The Chitra Vichitra fair is a colourful celebration of the tribal culture & costumes of the Bhils & Garasias. The fair is attended by around 60,000 to 70,000 tribals. They all are to be seen sporting colourful attire & artistic ornaments. The mood is upbeat and the tribals break into graceful dances, singing as they sway. The entire fair ground is a rainbow of colours. The Garasia and Bhil adivasis dress in their customary colourful costumes. The Garasias are particularly spectacular in their vivid blue, green & red sarees, chunky earrings, attractive necklaces & tingling anklets. The men's costume generally consists of a blue shirt, dhoti and a red or saffron fenta or turban. Women don ghagharas which have a circumference of as much as 20 yards, and are covered from head to foot with ornate and heavy silver jewellery, using liquid kumkum or vermilion to colour their cheeks and lips a brilliant red, while their eyes are outlined with kajal. The bhils are less elaborately bejewelled but are very colourful artired.

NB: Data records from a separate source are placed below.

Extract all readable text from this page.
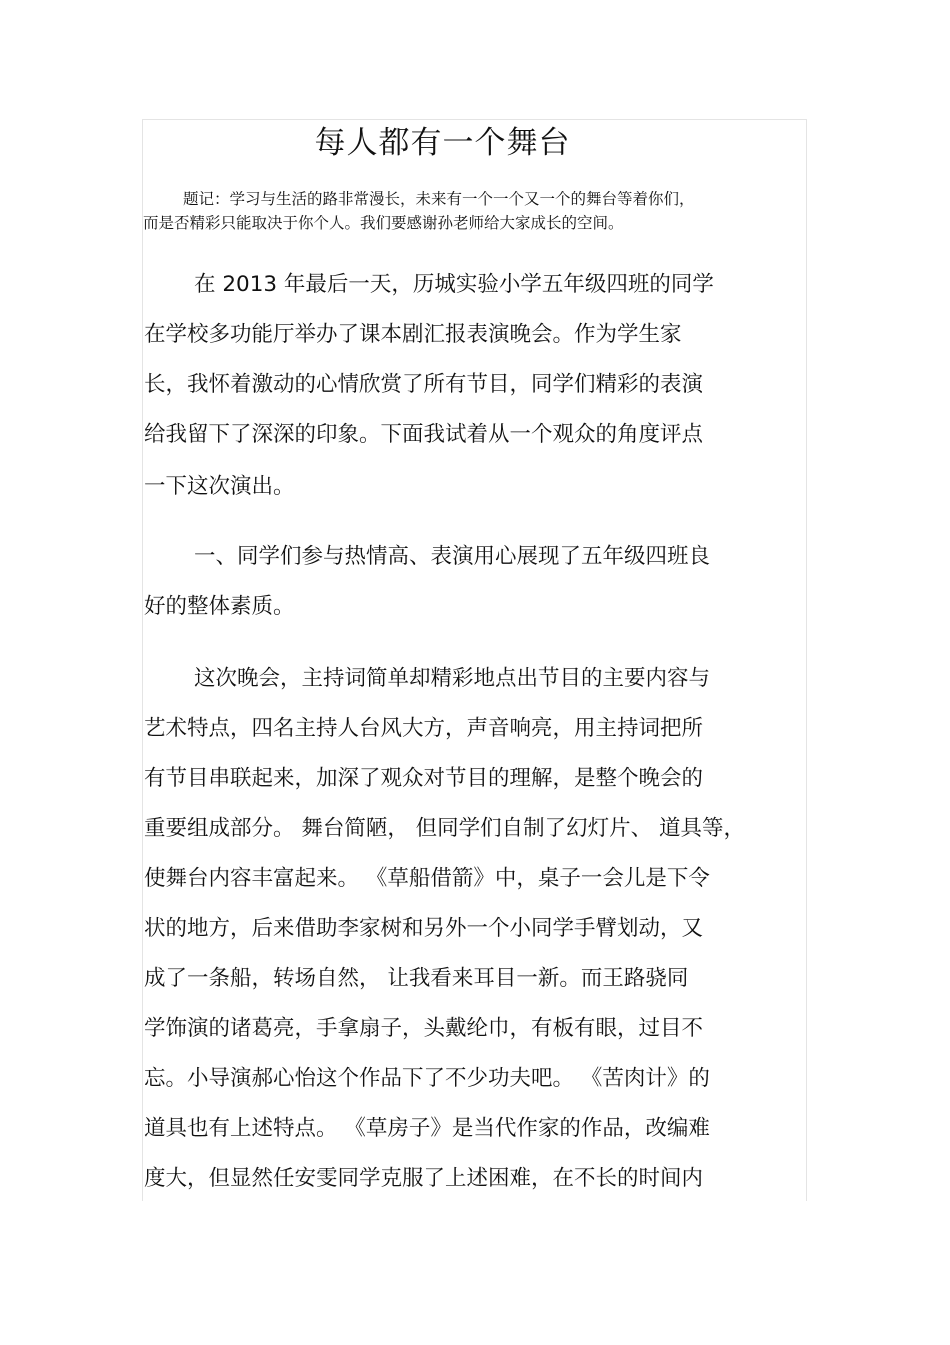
每人都有一个舞台
题记：学习与生活的路非常漫长，未来有一个一个又一个的舞台等着你们，
而是否精彩只能取决于你个人。我们要感谢孙老师给大家成长的空间。
在 2013 年最后一天，历城实验小学五年级四班的同学
在学校多功能厅举办了课本剧汇报表演晚会。作为学生家
长，我怀着激动的心情欣赏了所有节目，同学们精彩的表演
给我留下了深深的印象。下面我试着从一个观众的角度评点
一下这次演出。
一、同学们参与热情高、表演用心展现了五年级四班良
好的整体素质。
这次晚会，主持词简单却精彩地点出节目的主要内容与
艺术特点，四名主持人台风大方，声音响亮，用主持词把所
有节目串联起来，加深了观众对节目的理解，是整个晚会的
重要组成部分。 舞台简陋， 但同学们自制了幻灯片、 道具等，
使舞台内容丰富起来。 《草船借箭》中，桌子一会儿是下令
状的地方，后来借助李家树和另外一个小同学手臂划动，又
成了一条船，转场自然， 让我看来耳目一新。而王路骁同
学饰演的诸葛亮，手拿扇子，头戴纶巾，有板有眼，过目不
忘。小导演郝心怡这个作品下了不少功夫吧。 《苦肉计》的
道具也有上述特点。 《草房子》是当代作家的作品，改编难
度大，但显然任安雯同学克服了上述困难，在不长的时间内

Every group visiting the fair carries its own drum, so that the atmosphere comes alive with the incessant beat of numerous drums. The women sing folk songs, and everyone dances. The dancing and the drumming continue for hours until everyone is exhausted. Over a hundred stalls hold food and drink, and sweets of various kinds. Silver ornaments can be bought and household articles as well. Here, as in other fairs, there is a giant wheel, and a merry-go-round, which never cease to spin.

The fair also acts as a venue for bethrothals, as the tribal use this opportunity to find their future spouses. Eloping is quite acceptable in the Garasias & Bhils communities and it is not uncommon to see young men and women running away together across the river into the wilderness. They live together for few days and then return to get married.